By now, you will have joined the rest of the country in celebrating the end of our two-decade Olympic medal drought. And we have yet to compete in four events – two of which are, historically, sports in which we have a decent track record.
So, if you’re looking to catch up on all our athletes, regardless of their current summer games status, here’s a sheet of the kind of cheat that won’t get you booed or banned.
8. Charly Suarez and Rogen Ladon (Boxing)
Boxing has always been our strongest event. Five of our 11 medals are from this sport, with three bronzes and two silvers. In these games, we sent two competitors, light-flyweights both. 27-year-old Charly Suarez, from Davao del Norte, though more aggressive, bowed out to his larger and younger British opponent, with a split decision drop. Negros Occidental-born Roger Ladon likewise dropped out during the first round to his Colombian opponent. But he’s only a 22-year-old, and should be back for the next summer games.
7. Jasmine Alkhaldi and Jessie Lacuna (Swimming)
Another historically strong event for the country; we’ve won two bronzes in this event. One of our representatives is Jessie Lacuna, a Bulakenyo on his second Olympic try. He competed in the 2012 London Olympics as the fastest Filipino swimmer. Too bad he dropped out of the Men’s 400m freestyle. But we’re not looking at an event shutout just yet. Jasmine Alkhaldi remains hopeful in winning our next Women’s 100m freestyle medal. She holds five Philippine records. Alkhaldi is likewise recognized for being a pioneer swimmer in the Women’s division, as she is of Filipino-Saudi decent. She competes on August 11.
6. Marestella Sunang and Eric Cray (Track and Field)
We have a particularly strong Athletics contingent. Catch Eric Cray as he competes in the Men’s 400m hurdles on August 15. Born in Zambales, Cray holds the national record for the same event, as well as its 100m counterpart. He also holds three golds at the Southeast Asian Games. Joining Cray is a competitor in two previous summer games. Long jumper Marestella Sunang holds the Southeast Asian Games record for a 6.71 meter jump. The track veteran from Negros Occidental competes on August 17.
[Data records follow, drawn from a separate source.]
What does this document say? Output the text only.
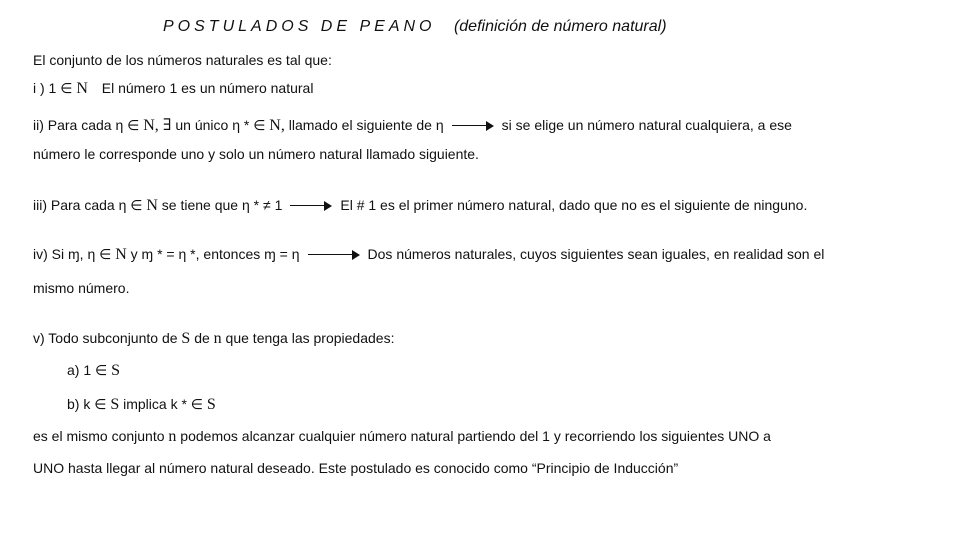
POSTULADOS DE PEANO (definición de número natural)
El conjunto de los números naturales es tal que:
i ) 1 ∈ N El número 1 es un número natural
ii) Para cada η ∈ N, ∃ un único η * ∈ N, llamado el siguiente de η	si se elige un número natural cualquiera, a ese
número le corresponde uno y solo un número natural llamado siguiente.
iii) Para cada η ∈ N se tiene que η * ≠ 1	El # 1 es el primer número natural, dado que no es el siguiente de ninguno.
iv) Si ɱ, η ∈ N y ɱ * = η *, entonces ɱ = η	Dos números naturales, cuyos siguientes sean iguales, en realidad son el
mismo número.
v) Todo subconjunto de S de n que tenga las propiedades:
a) 1 ∈ S
b) k ∈ S implica k * ∈ S
es el mismo conjunto n podemos alcanzar cualquier número natural partiendo del 1 y recorriendo los siguientes UNO a
UNO hasta llegar al número natural deseado. Este postulado es conocido como “Principio de Inducción”
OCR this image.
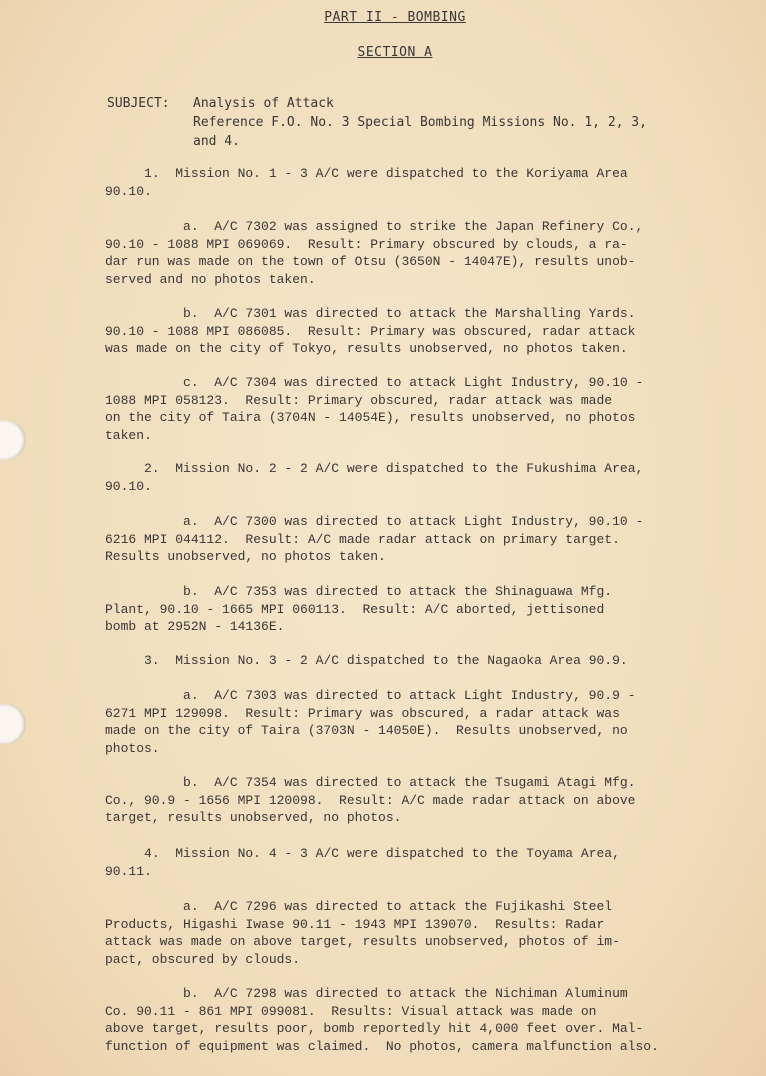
PART II - BOMBING
SECTION A
SUBJECT: Analysis of Attack
Reference F.O. No. 3 Special Bombing Missions No. 1, 2, 3,
and 4.
1.  Mission No. 1 - 3 A/C were dispatched to the Koriyama Area
90.10.
a.  A/C 7302 was assigned to strike the Japan Refinery Co.,
90.10 - 1088 MPI 069069.  Result: Primary obscured by clouds, a ra-
dar run was made on the town of Otsu (3650N - 14047E), results unob-
served and no photos taken.
b.  A/C 7301 was directed to attack the Marshalling Yards.
90.10 - 1088 MPI 086085.  Result: Primary was obscured, radar attack
was made on the city of Tokyo, results unobserved, no photos taken.
c.  A/C 7304 was directed to attack Light Industry, 90.10 -
1088 MPI 058123.  Result: Primary obscured, radar attack was made
on the city of Taira (3704N - 14054E), results unobserved, no photos
taken.
2.  Mission No. 2 - 2 A/C were dispatched to the Fukushima Area,
90.10.
a.  A/C 7300 was directed to attack Light Industry, 90.10 -
6216 MPI 044112.  Result: A/C made radar attack on primary target.
Results unobserved, no photos taken.
b.  A/C 7353 was directed to attack the Shinaguawa Mfg.
Plant, 90.10 - 1665 MPI 060113.  Result: A/C aborted, jettisoned
bomb at 2952N - 14136E.
3.  Mission No. 3 - 2 A/C dispatched to the Nagaoka Area 90.9.
a.  A/C 7303 was directed to attack Light Industry, 90.9 -
6271 MPI 129098.  Result: Primary was obscured, a radar attack was
made on the city of Taira (3703N - 14050E).  Results unobserved, no
photos.
b.  A/C 7354 was directed to attack the Tsugami Atagi Mfg.
Co., 90.9 - 1656 MPI 120098.  Result: A/C made radar attack on above
target, results unobserved, no photos.
4.  Mission No. 4 - 3 A/C were dispatched to the Toyama Area,
90.11.
a.  A/C 7296 was directed to attack the Fujikashi Steel
Products, Higashi Iwase 90.11 - 1943 MPI 139070.  Results: Radar
attack was made on above target, results unobserved, photos of im-
pact, obscured by clouds.
b.  A/C 7298 was directed to attack the Nichiman Aluminum
Co. 90.11 - 861 MPI 099081.  Results: Visual attack was made on
above target, results poor, bomb reportedly hit 4,000 feet over. Mal-
function of equipment was claimed.  No photos, camera malfunction also.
5. Ian Lariba (Table Tennis)
Ian Lariba made her Olympic debut as our table tennis rep as well as flag carrier. Born in Cagayan de Oro, Lariba is the first Filipina Olympic table tennis representative since the sport was included in 1988 as a demonstration sport. Lariba competed in the past two Southeast Asian Games. Unfortunately, she dropped out on the first day of the games.